How to Tell Someone They Can't Serve in Your Children's Ministry

This past weekend I sat down with someone who wanted to serve in our children's ministry.

I knew going into the conversation that he would not be able to serve at this time.  His heart was in the right place...but his background check wasn't.

This is an example of something you will face if you have an on-boarding process for volunteers.  If you don't have a process in place, please, please, please do so for the safety of the kids in your ministry.  You can see our process at this link.

So when the background check or another part of the process produces a red flag, how do you lead this difficult conversation?

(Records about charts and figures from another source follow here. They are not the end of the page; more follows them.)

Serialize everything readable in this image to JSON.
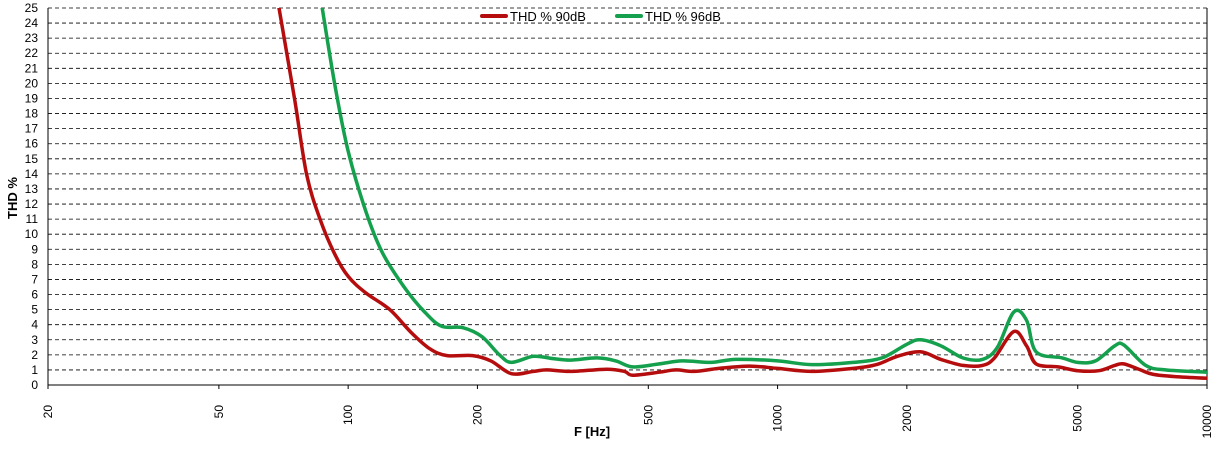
{
  "chart_data": {
    "type": "line",
    "xlabel": "F [Hz]",
    "ylabel": "THD %",
    "x_scale": "log",
    "xlim": [
      20,
      10000
    ],
    "ylim": [
      0,
      25
    ],
    "x_ticks": [
      "20",
      "50",
      "100",
      "200",
      "500",
      "1000",
      "2000",
      "5000",
      "10000"
    ],
    "y_ticks": [
      "0",
      "1",
      "2",
      "3",
      "4",
      "5",
      "6",
      "7",
      "8",
      "9",
      "10",
      "11",
      "12",
      "13",
      "14",
      "15",
      "16",
      "17",
      "18",
      "19",
      "20",
      "21",
      "22",
      "23",
      "24",
      "25"
    ],
    "grid": "horizontal dashed",
    "legend_position": "top",
    "series": [
      {
        "name": "THD % 90dB",
        "color": "#b50d0d",
        "points": [
          [
            69,
            25
          ],
          [
            75,
            19
          ],
          [
            80,
            14
          ],
          [
            86,
            11
          ],
          [
            93,
            8.7
          ],
          [
            100,
            7.2
          ],
          [
            110,
            6.1
          ],
          [
            125,
            5
          ],
          [
            140,
            3.5
          ],
          [
            155,
            2.4
          ],
          [
            170,
            1.95
          ],
          [
            195,
            1.95
          ],
          [
            215,
            1.6
          ],
          [
            240,
            0.75
          ],
          [
            270,
            0.9
          ],
          [
            290,
            1
          ],
          [
            330,
            0.9
          ],
          [
            400,
            1.05
          ],
          [
            440,
            0.9
          ],
          [
            460,
            0.65
          ],
          [
            530,
            0.85
          ],
          [
            580,
            1
          ],
          [
            640,
            0.9
          ],
          [
            730,
            1.1
          ],
          [
            860,
            1.25
          ],
          [
            1000,
            1.1
          ],
          [
            1200,
            0.9
          ],
          [
            1500,
            1.1
          ],
          [
            1700,
            1.35
          ],
          [
            1900,
            1.9
          ],
          [
            2150,
            2.2
          ],
          [
            2400,
            1.7
          ],
          [
            2700,
            1.3
          ],
          [
            3000,
            1.3
          ],
          [
            3200,
            1.8
          ],
          [
            3550,
            3.55
          ],
          [
            3800,
            2.6
          ],
          [
            4000,
            1.4
          ],
          [
            4500,
            1.2
          ],
          [
            5000,
            0.95
          ],
          [
            5600,
            0.95
          ],
          [
            6100,
            1.3
          ],
          [
            6400,
            1.4
          ],
          [
            7000,
            1
          ],
          [
            7500,
            0.7
          ],
          [
            8500,
            0.55
          ],
          [
            10000,
            0.45
          ]
        ]
      },
      {
        "name": "THD % 96dB",
        "color": "#14a04c",
        "points": [
          [
            87,
            25
          ],
          [
            93,
            20
          ],
          [
            100,
            15.5
          ],
          [
            110,
            11.5
          ],
          [
            120,
            8.8
          ],
          [
            135,
            6.5
          ],
          [
            150,
            4.9
          ],
          [
            165,
            3.9
          ],
          [
            185,
            3.8
          ],
          [
            205,
            3.2
          ],
          [
            225,
            2
          ],
          [
            240,
            1.5
          ],
          [
            270,
            1.9
          ],
          [
            300,
            1.75
          ],
          [
            330,
            1.65
          ],
          [
            380,
            1.8
          ],
          [
            420,
            1.6
          ],
          [
            460,
            1.2
          ],
          [
            530,
            1.4
          ],
          [
            600,
            1.6
          ],
          [
            700,
            1.5
          ],
          [
            800,
            1.7
          ],
          [
            1000,
            1.6
          ],
          [
            1200,
            1.35
          ],
          [
            1500,
            1.5
          ],
          [
            1750,
            1.8
          ],
          [
            2000,
            2.7
          ],
          [
            2150,
            3
          ],
          [
            2400,
            2.6
          ],
          [
            2700,
            1.8
          ],
          [
            3000,
            1.7
          ],
          [
            3250,
            2.5
          ],
          [
            3550,
            4.85
          ],
          [
            3800,
            4.3
          ],
          [
            4000,
            2.2
          ],
          [
            4600,
            1.8
          ],
          [
            5000,
            1.5
          ],
          [
            5500,
            1.6
          ],
          [
            6100,
            2.6
          ],
          [
            6400,
            2.65
          ],
          [
            7200,
            1.3
          ],
          [
            8000,
            1
          ],
          [
            10000,
            0.85
          ]
        ]
      }
    ]
  }
}
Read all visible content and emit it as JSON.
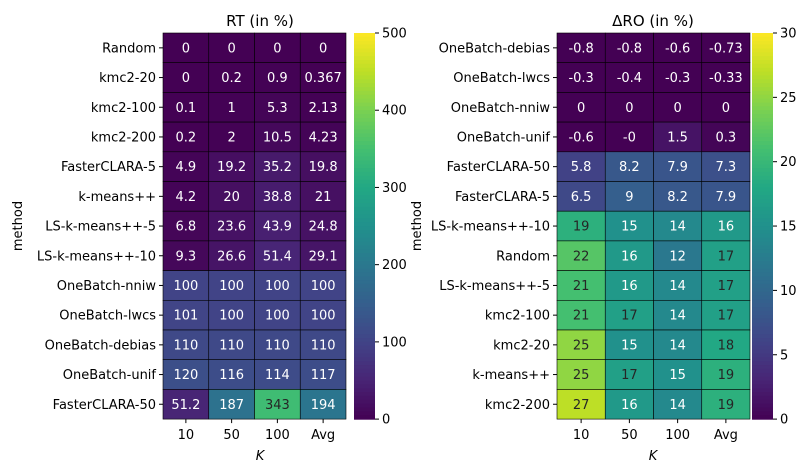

Affirm the person as a part of your church family.
Start off by sharing with them how much you love them and that you are thankful they are part of your church family.  Share with them how much you appreciate them wanting to serve.

Explain that a red flag popped up while taking them through the process.  Share with them what it was.  (examples...a drug use conviction a year ago, reference call information, application answers, etc.)

Ask them to share about the "red flag."  
It's important to allow them to explain what happened.  This is not so they can talk you into letting them serve, but to hear their heart and journey so you can help them move forward.

Explain the "why" of the process. 
Share that it's nothing personal against them, but rather a system you have in place to ensure the safety and security of the children.  Share that you go the second mile to accomplish this hence you have very high standards in place.

Be a pastor.
More than likely they are going to feel either angry, hurt, sad, or guilty.  They may even question if you want them to be part of the church family.

This is such a key time in the conversation.  Again, affirm how much you love them.  Share with them how thankful you are that they are part of the church family. 

Provide them with next steps.
Don't leave them hanging.  This is one of the most critical times of the conversation.  God is giving you the opportunity to help this person grow in their relationship with Him.

Give them next steps they can take to continue to grow spiritually.  Perhaps it's a class or program they can be part of.  Perhaps it's another ministry in the church they can serve in that doesn't require high serving standards.

Follow up and help them get connected.

Let them know "no" now doesn't mean "no" indefinitely. 
Share with them that when the red flag is removed you'd like to have them as part of the team one day. (example - if you have a 2 year wait process for someone who had a drug conviction)

The exception to this would be someone who has abused a child.  That would be a permament red flag to serve in children's ministry for us.

Final thoughts...
As I walked through this process with the person this past weekend, there were tears in his eyes.  He went down a rough path with some addictions but is now headed in the right direction.  I was able to connect him with the recovery ministry in our church where he can be surrounded by people who will help him grow and provide him with a place to serve.

And one day...a few years down the road...I look forward to seeing him spiritually healthy and serving in our children's ministry.